The general merchandise chain, founded 118 years ago by F.W. Woolworth, is now a division of Woolworth Corp., which also operates athletic and speciality retail outlets such as Foot Locker, Champs Sport and Northern Group of apparel stores.
The F.W. Woolworth division lost $37 million on $1 billion in sales in 1996 and lost $24 million in the first quarter of 1997.
"Woolworth died long ago, it just wasn't buried," said Kurt Barnard, president of Barnard's Retail Marketing Report. "This is the finale of a company that has lost its reason for being."
Spokesmen for the company's corporate headquarters, still located in the 60-story brick "Cathedral of Commerce" that F.W. Woolworth built in 1913, noted that 100 general merchandise stores throughout the nation will be converted to athletic and specialty retail shops, but the Las Vegas stores "probably will not" be among them.
Among the employees who will be laid off are 22 full- and part-time workers at the Fremont Street store and 68 workers at the Maryland Parkway store.

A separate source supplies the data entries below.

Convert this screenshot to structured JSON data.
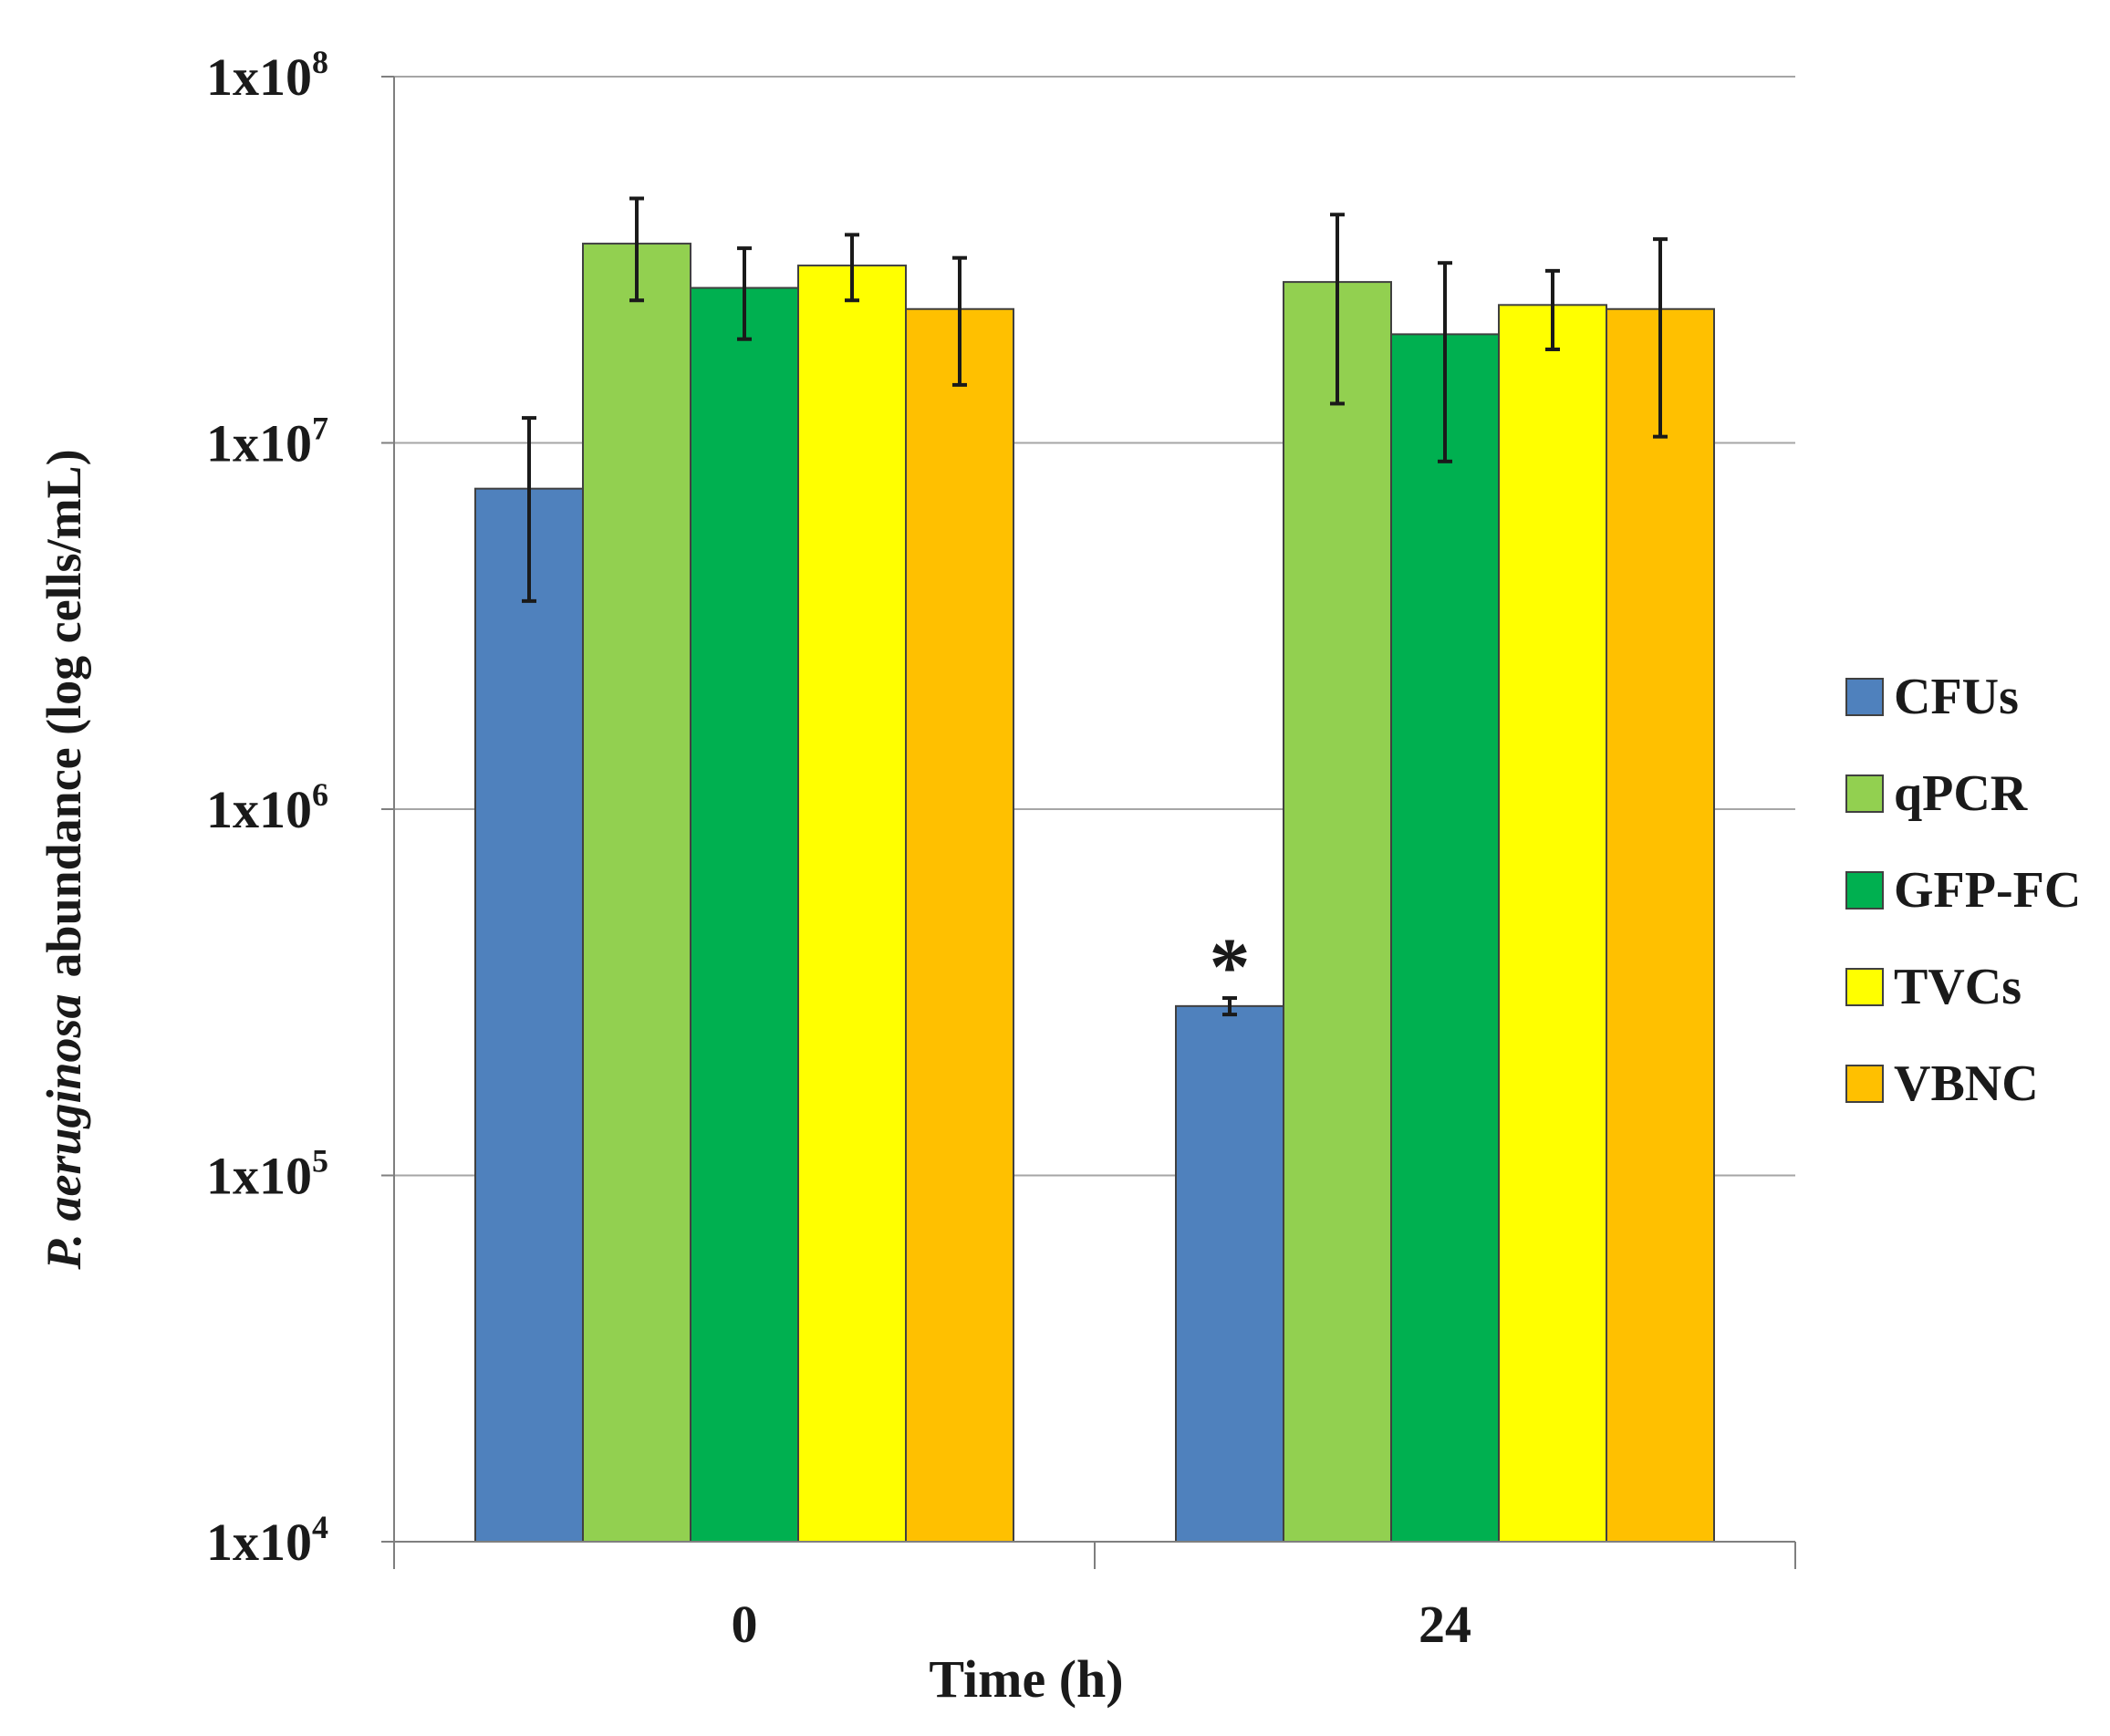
{
  "chart_data": {
    "type": "bar",
    "scale": "log",
    "title": "",
    "xlabel": "Time (h)",
    "ylabel_italic": "P. aeruginosa",
    "ylabel_rest": "abundance (log cells/mL)",
    "ylim": [
      10000,
      100000000
    ],
    "yticks": [
      {
        "value": 10000,
        "base": "1x10",
        "exp": "4"
      },
      {
        "value": 100000,
        "base": "1x10",
        "exp": "5"
      },
      {
        "value": 1000000,
        "base": "1x10",
        "exp": "6"
      },
      {
        "value": 10000000,
        "base": "1x10",
        "exp": "7"
      },
      {
        "value": 100000000,
        "base": "1x10",
        "exp": "8"
      }
    ],
    "categories": [
      "0",
      "24"
    ],
    "series": [
      {
        "name": "CFUs",
        "color": "#4f81bd",
        "values": [
          7500000,
          290000
        ],
        "err_low": [
          3700000,
          275000
        ],
        "err_high": [
          11700000,
          305000
        ]
      },
      {
        "name": "qPCR",
        "color": "#92d050",
        "values": [
          35000000,
          27500000
        ],
        "err_low": [
          24500000,
          12800000
        ],
        "err_high": [
          46500000,
          42000000
        ]
      },
      {
        "name": "GFP-FC",
        "color": "#00b050",
        "values": [
          26500000,
          19800000
        ],
        "err_low": [
          19200000,
          8900000
        ],
        "err_high": [
          34000000,
          31000000
        ]
      },
      {
        "name": "TVCs",
        "color": "#ffff00",
        "values": [
          30500000,
          23800000
        ],
        "err_low": [
          24500000,
          18000000
        ],
        "err_high": [
          37000000,
          29500000
        ]
      },
      {
        "name": "VBNC",
        "color": "#ffc000",
        "values": [
          23200000,
          23200000
        ],
        "err_low": [
          14400000,
          10400000
        ],
        "err_high": [
          32000000,
          36000000
        ]
      }
    ],
    "annotations": [
      {
        "text": "*",
        "series": "CFUs",
        "category": "24"
      }
    ],
    "gridlines": true,
    "legend": "right"
  }
}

"I can't believe the stores are closing," said Lezlie Greco of Las Vegas. "How can you have a Boulevard Mall without Woolworth?"

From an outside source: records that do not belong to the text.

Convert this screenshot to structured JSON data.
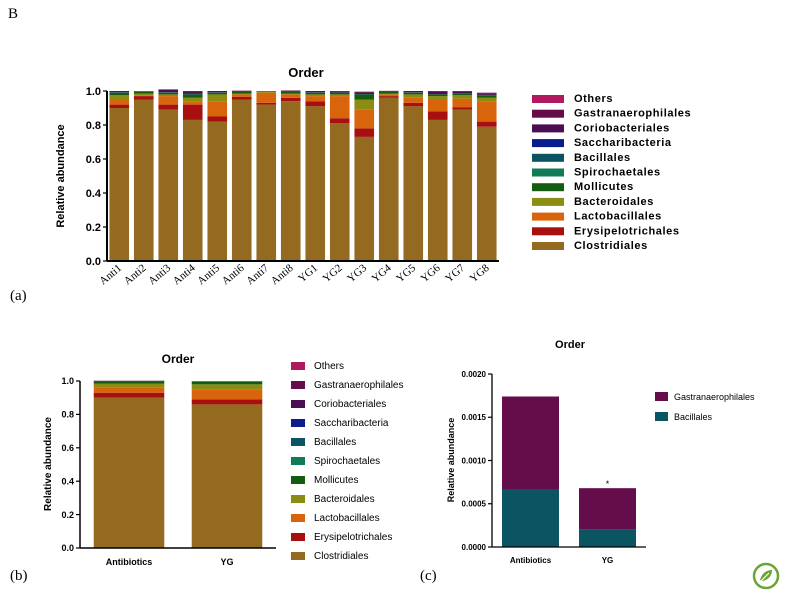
{
  "figure_label": "B",
  "panel_labels": [
    "(a)",
    "(b)",
    "(c)"
  ],
  "colors": {
    "Others": "#b0195f",
    "Gastranaerophilales": "#650d4b",
    "Coriobacteriales": "#4a0f52",
    "Saccharibacteria": "#0a1b8c",
    "Bacillales": "#0b5563",
    "Spirochaetales": "#0f7b57",
    "Mollicutes": "#145c11",
    "Bacteroidales": "#8a8d12",
    "Lactobacillales": "#d8650c",
    "Erysipelotrichales": "#a81010",
    "Clostridiales": "#946a21"
  },
  "logo": {
    "name": "plant-logo-icon",
    "color": "#6aa533"
  },
  "chart_data": [
    {
      "type": "bar",
      "stacked": true,
      "panel": "(a)",
      "title": "Order",
      "xlabel": "",
      "ylabel": "Relative abundance",
      "ylim": [
        0,
        1.0
      ],
      "yticks": [
        "0.0",
        "0.2",
        "0.4",
        "0.6",
        "0.8",
        "1.0"
      ],
      "categories": [
        "Anti1",
        "Anti2",
        "Anti3",
        "Anti4",
        "Anti5",
        "Anti6",
        "Anti7",
        "Anti8",
        "YG1",
        "YG2",
        "YG3",
        "YG4",
        "YG5",
        "YG6",
        "YG7",
        "YG8"
      ],
      "legend_order": [
        "Others",
        "Gastranaerophilales",
        "Coriobacteriales",
        "Saccharibacteria",
        "Bacillales",
        "Spirochaetales",
        "Mollicutes",
        "Bacteroidales",
        "Lactobacillales",
        "Erysipelotrichales",
        "Clostridiales"
      ],
      "series": [
        {
          "name": "Clostridiales",
          "values": [
            0.9,
            0.95,
            0.89,
            0.83,
            0.82,
            0.95,
            0.92,
            0.94,
            0.91,
            0.81,
            0.73,
            0.96,
            0.91,
            0.83,
            0.89,
            0.79
          ]
        },
        {
          "name": "Erysipelotrichales",
          "values": [
            0.02,
            0.02,
            0.03,
            0.09,
            0.03,
            0.015,
            0.01,
            0.02,
            0.03,
            0.03,
            0.05,
            0.01,
            0.02,
            0.05,
            0.015,
            0.03
          ]
        },
        {
          "name": "Lactobacillales",
          "values": [
            0.03,
            0.005,
            0.05,
            0.02,
            0.09,
            0.015,
            0.06,
            0.02,
            0.03,
            0.13,
            0.11,
            0.01,
            0.03,
            0.07,
            0.05,
            0.12
          ]
        },
        {
          "name": "Bacteroidales",
          "values": [
            0.025,
            0.01,
            0.01,
            0.02,
            0.04,
            0.005,
            0.005,
            0.005,
            0.01,
            0.01,
            0.06,
            0.005,
            0.02,
            0.02,
            0.02,
            0.02
          ]
        },
        {
          "name": "Mollicutes",
          "values": [
            0.015,
            0.01,
            0.01,
            0.02,
            0.01,
            0.01,
            0.003,
            0.01,
            0.01,
            0.01,
            0.03,
            0.01,
            0.01,
            0.01,
            0.01,
            0.015
          ]
        },
        {
          "name": "Spirochaetales",
          "values": [
            0,
            0,
            0,
            0,
            0,
            0,
            0,
            0,
            0,
            0,
            0,
            0,
            0,
            0,
            0,
            0
          ]
        },
        {
          "name": "Bacillales",
          "values": [
            0.002,
            0.001,
            0.002,
            0.003,
            0.002,
            0.002,
            0.001,
            0.002,
            0.002,
            0.001,
            0.002,
            0.001,
            0.002,
            0.001,
            0.001,
            0.002
          ]
        },
        {
          "name": "Saccharibacteria",
          "values": [
            0,
            0,
            0,
            0,
            0,
            0,
            0,
            0,
            0,
            0,
            0,
            0,
            0,
            0,
            0,
            0
          ]
        },
        {
          "name": "Coriobacteriales",
          "values": [
            0.005,
            0.003,
            0.015,
            0.015,
            0.005,
            0.003,
            0.001,
            0.003,
            0.005,
            0.005,
            0.01,
            0.004,
            0.005,
            0.015,
            0.01,
            0.01
          ]
        },
        {
          "name": "Gastranaerophilales",
          "values": [
            0.003,
            0.001,
            0.003,
            0.002,
            0.003,
            0.002,
            0,
            0.003,
            0.003,
            0.004,
            0.004,
            0.001,
            0.003,
            0.004,
            0.004,
            0.003
          ]
        },
        {
          "name": "Others",
          "values": [
            0,
            0,
            0,
            0,
            0,
            0,
            0,
            0,
            0,
            0,
            0,
            0,
            0,
            0,
            0,
            0
          ]
        }
      ]
    },
    {
      "type": "bar",
      "stacked": true,
      "panel": "(b)",
      "title": "Order",
      "xlabel": "",
      "ylabel": "Relative abundance",
      "ylim": [
        0,
        1.0
      ],
      "yticks": [
        "0.0",
        "0.2",
        "0.4",
        "0.6",
        "0.8",
        "1.0"
      ],
      "categories": [
        "Antibiotics",
        "YG"
      ],
      "legend_order": [
        "Others",
        "Gastranaerophilales",
        "Coriobacteriales",
        "Saccharibacteria",
        "Bacillales",
        "Spirochaetales",
        "Mollicutes",
        "Bacteroidales",
        "Lactobacillales",
        "Erysipelotrichales",
        "Clostridiales"
      ],
      "series": [
        {
          "name": "Clostridiales",
          "values": [
            0.9,
            0.86
          ]
        },
        {
          "name": "Erysipelotrichales",
          "values": [
            0.03,
            0.03
          ]
        },
        {
          "name": "Lactobacillales",
          "values": [
            0.03,
            0.06
          ]
        },
        {
          "name": "Bacteroidales",
          "values": [
            0.025,
            0.03
          ]
        },
        {
          "name": "Mollicutes",
          "values": [
            0.012,
            0.015
          ]
        },
        {
          "name": "Spirochaetales",
          "values": [
            0,
            0
          ]
        },
        {
          "name": "Bacillales",
          "values": [
            0.001,
            0.0005
          ]
        },
        {
          "name": "Saccharibacteria",
          "values": [
            0,
            0
          ]
        },
        {
          "name": "Coriobacteriales",
          "values": [
            0.003,
            0.003
          ]
        },
        {
          "name": "Gastranaerophilales",
          "values": [
            0.001,
            0.0005
          ]
        },
        {
          "name": "Others",
          "values": [
            0,
            0
          ]
        }
      ]
    },
    {
      "type": "bar",
      "stacked": true,
      "panel": "(c)",
      "title": "Order",
      "xlabel": "",
      "ylabel": "Relative abundance",
      "ylim": [
        0,
        0.002
      ],
      "yticks": [
        "0.0000",
        "0.0005",
        "0.0010",
        "0.0015",
        "0.0020"
      ],
      "categories": [
        "Antibiotics",
        "YG"
      ],
      "legend_order": [
        "Gastranaerophilales",
        "Bacillales"
      ],
      "annotations": [
        {
          "category": "YG",
          "text": "*"
        }
      ],
      "series": [
        {
          "name": "Bacillales",
          "values": [
            0.00066,
            0.0002
          ]
        },
        {
          "name": "Gastranaerophilales",
          "values": [
            0.00108,
            0.00048
          ]
        }
      ]
    }
  ]
}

Greco said she remembers riding her bicycle to a Woolworth dime store as a child growing up in Oregon.
"It's too bad," said Pearl McDermott, a clerk at the Boulevard Mall store. "They're good to me at this store, and I hate to seem close."
Another clerk, who asked to remain anonymous, said some employees have been working at the Boulevard Mall store for more than 25 years.
"Marcie's one of them," the clerk said. "She's the nicest lady. It's going to be real hard for her to find another job."
A Woolworth spokesman said the company would try to place as many dime store employees as possible at positions in specialty and apparel shops.
"There will also be severance packages and unemployment," the spokesman said.
At the downtown Las Vegas dime store, most customers seemed unaware they are among the last in a nearly half-century-long merchandising tradition on Fremont Street.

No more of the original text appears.